Mt. Eyjafjallajokull

Recently, I visited Mt. Eyjafjallajokull in Iceland to see this volcano firsthand and speak with scientists studying the eruption and its potential impact on our climate. Volcanoes are one of the sources of naturally occurring greenhouse gases and large eruptions in the past have impacted our climate.

During an eruption, volcanoes release a number of gases into the atmosphere. The most abundant gases typically released from volcanoes are water vapor, carbon dioxide and sulfur dioxide. Scientists have calculated that volcanoes emit between about 130-230 million metric tons of CO2 into the atmosphere every year.

While it is unclear at this time how much total CO2 is expected to be released from the current Mt. Eyjafjallajokull eruption, the 1991 eruption at Mt. Pinatubo in the Philippines was estimated to have released 42 million metric tons of CO2, roughly the same as the amount emitted by the state of Montana in 2005. The eruption at Mt. Pinatubo was one of the biggest volcanic eruptions in the 20th century, and Mt. Eyjafjallajokull is significantly smaller by comparison. Current estimates place CO2emissions from Mt. Eyjafjallajokull at 150,000 to 300,000 metric tons daily, but it is unclear how long these levels will be sustained.

But the effect of volcanoes on the Earth's climate goes beyond CO2. The sulfur dioxide emissions from volcanic eruptions are also thought to be responsible for the global cooling that has been observed for a few years after a major eruption. Emissions of SO2 from an active volcano can reach the stratosphere where they convert to tiny persistent sulfate particles. These sulfate particles reflect energy coming from the sun, which produces a widespread cooling effect by preventing the sun's rays from heating the Earth.
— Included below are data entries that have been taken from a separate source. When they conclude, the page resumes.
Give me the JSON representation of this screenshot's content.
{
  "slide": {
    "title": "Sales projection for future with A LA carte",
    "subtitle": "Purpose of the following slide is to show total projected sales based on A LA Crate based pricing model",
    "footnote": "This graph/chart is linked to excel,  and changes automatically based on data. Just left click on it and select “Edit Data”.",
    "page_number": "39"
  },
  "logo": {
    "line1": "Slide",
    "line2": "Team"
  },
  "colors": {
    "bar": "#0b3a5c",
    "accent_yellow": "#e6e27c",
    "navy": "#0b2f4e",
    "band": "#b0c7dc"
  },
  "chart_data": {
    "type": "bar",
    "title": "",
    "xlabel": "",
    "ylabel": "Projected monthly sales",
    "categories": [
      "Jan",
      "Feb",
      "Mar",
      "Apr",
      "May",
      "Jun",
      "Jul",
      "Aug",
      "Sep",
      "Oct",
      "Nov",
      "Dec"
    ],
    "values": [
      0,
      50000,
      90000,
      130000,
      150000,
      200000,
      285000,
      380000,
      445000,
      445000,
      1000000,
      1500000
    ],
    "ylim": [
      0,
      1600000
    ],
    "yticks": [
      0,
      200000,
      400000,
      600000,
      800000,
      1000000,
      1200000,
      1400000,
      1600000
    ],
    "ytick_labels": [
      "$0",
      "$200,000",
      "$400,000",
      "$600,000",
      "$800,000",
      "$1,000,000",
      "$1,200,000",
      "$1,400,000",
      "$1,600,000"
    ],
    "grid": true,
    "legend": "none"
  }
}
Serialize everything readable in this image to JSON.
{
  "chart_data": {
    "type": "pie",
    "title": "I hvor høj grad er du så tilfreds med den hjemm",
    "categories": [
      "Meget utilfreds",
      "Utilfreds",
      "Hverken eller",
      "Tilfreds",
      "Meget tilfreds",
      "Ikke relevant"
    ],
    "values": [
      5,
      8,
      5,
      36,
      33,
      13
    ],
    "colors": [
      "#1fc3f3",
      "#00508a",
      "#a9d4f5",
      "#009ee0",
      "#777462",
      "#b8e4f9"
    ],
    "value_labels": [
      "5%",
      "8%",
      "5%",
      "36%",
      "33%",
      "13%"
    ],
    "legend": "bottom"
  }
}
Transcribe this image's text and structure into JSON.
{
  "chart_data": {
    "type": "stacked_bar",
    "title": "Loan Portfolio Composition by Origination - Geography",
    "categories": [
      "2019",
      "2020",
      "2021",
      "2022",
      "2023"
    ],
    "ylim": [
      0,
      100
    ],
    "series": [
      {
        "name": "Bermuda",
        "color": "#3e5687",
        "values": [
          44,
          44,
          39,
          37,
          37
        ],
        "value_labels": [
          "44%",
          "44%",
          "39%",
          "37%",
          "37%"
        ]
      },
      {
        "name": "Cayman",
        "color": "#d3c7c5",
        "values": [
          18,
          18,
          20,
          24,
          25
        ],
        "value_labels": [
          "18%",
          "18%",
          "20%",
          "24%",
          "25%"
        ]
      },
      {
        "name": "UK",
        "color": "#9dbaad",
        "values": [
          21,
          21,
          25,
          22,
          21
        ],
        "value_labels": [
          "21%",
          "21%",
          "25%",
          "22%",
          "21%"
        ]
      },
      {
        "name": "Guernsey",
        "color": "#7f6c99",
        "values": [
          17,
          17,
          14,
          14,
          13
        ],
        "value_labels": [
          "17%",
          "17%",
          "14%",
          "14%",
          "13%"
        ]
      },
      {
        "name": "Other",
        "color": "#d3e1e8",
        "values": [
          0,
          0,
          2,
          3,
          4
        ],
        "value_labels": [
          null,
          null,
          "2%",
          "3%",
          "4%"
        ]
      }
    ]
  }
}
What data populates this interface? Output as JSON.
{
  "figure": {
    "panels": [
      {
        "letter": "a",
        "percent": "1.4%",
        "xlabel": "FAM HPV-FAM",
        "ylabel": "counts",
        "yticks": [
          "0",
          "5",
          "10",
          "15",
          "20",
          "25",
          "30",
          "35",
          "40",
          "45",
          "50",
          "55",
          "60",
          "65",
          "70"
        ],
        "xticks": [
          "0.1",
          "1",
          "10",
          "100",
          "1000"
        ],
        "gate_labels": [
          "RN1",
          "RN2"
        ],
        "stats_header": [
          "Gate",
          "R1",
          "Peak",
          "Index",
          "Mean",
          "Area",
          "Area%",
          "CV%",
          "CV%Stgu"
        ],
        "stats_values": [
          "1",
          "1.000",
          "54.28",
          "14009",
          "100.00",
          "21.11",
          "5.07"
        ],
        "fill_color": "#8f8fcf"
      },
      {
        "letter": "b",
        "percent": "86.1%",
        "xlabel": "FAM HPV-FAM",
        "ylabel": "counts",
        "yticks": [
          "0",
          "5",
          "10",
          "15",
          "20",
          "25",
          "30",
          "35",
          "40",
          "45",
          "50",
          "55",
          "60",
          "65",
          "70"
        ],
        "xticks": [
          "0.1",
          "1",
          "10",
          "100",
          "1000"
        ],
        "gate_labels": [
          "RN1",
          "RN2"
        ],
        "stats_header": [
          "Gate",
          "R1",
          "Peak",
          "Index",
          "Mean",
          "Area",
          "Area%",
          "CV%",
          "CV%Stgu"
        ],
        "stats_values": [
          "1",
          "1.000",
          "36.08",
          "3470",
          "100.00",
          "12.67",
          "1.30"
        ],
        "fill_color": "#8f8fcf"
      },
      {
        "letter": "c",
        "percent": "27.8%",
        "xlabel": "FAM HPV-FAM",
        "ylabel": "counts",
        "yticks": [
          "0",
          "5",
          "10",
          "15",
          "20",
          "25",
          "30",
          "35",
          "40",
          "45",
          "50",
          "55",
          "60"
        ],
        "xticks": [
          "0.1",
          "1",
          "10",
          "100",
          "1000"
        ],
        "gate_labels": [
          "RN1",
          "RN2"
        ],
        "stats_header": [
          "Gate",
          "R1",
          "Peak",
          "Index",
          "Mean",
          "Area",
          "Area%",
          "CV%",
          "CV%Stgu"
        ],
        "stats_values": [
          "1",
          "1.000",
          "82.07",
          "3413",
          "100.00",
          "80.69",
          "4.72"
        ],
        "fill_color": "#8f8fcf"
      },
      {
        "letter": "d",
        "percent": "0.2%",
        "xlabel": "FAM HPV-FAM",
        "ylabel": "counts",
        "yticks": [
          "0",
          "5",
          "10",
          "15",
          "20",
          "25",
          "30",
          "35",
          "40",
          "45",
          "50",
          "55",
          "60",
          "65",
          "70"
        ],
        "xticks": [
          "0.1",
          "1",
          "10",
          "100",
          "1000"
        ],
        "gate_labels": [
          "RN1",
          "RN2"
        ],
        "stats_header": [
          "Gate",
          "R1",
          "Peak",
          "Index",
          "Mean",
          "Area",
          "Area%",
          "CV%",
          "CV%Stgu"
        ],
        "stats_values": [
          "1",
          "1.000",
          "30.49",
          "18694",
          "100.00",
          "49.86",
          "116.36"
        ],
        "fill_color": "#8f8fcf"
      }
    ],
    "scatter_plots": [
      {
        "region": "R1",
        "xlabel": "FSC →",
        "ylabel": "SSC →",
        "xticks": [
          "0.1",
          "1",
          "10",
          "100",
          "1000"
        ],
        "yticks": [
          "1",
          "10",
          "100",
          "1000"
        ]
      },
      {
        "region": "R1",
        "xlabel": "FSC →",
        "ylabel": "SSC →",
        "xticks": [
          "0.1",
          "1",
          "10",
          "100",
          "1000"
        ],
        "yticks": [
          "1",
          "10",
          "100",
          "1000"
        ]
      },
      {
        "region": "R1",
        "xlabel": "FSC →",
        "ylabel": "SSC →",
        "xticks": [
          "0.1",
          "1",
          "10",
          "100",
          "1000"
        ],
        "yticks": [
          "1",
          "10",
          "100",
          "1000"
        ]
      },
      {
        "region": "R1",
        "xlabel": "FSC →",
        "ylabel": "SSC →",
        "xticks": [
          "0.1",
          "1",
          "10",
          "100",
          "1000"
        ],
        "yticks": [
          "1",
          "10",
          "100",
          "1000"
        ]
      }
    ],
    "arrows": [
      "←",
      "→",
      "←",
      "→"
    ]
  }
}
Mt. Eyjafjallajokull is a stark reminder of how powerful nature is and how little we can control it. This eruption grounded thousands of flights and stranded tens of thousands of travelers in Europe. Yet some people in the climate debate seem to think humans control everything. We need to set aside that hubris. Politicians who use science to push their agendas would be wise to learn from this event and understand that our current climate models have serious limitations. We would be better served in pursuing realistic solutions and not expending tremendous financial resources under the false assumption that we humans control everything.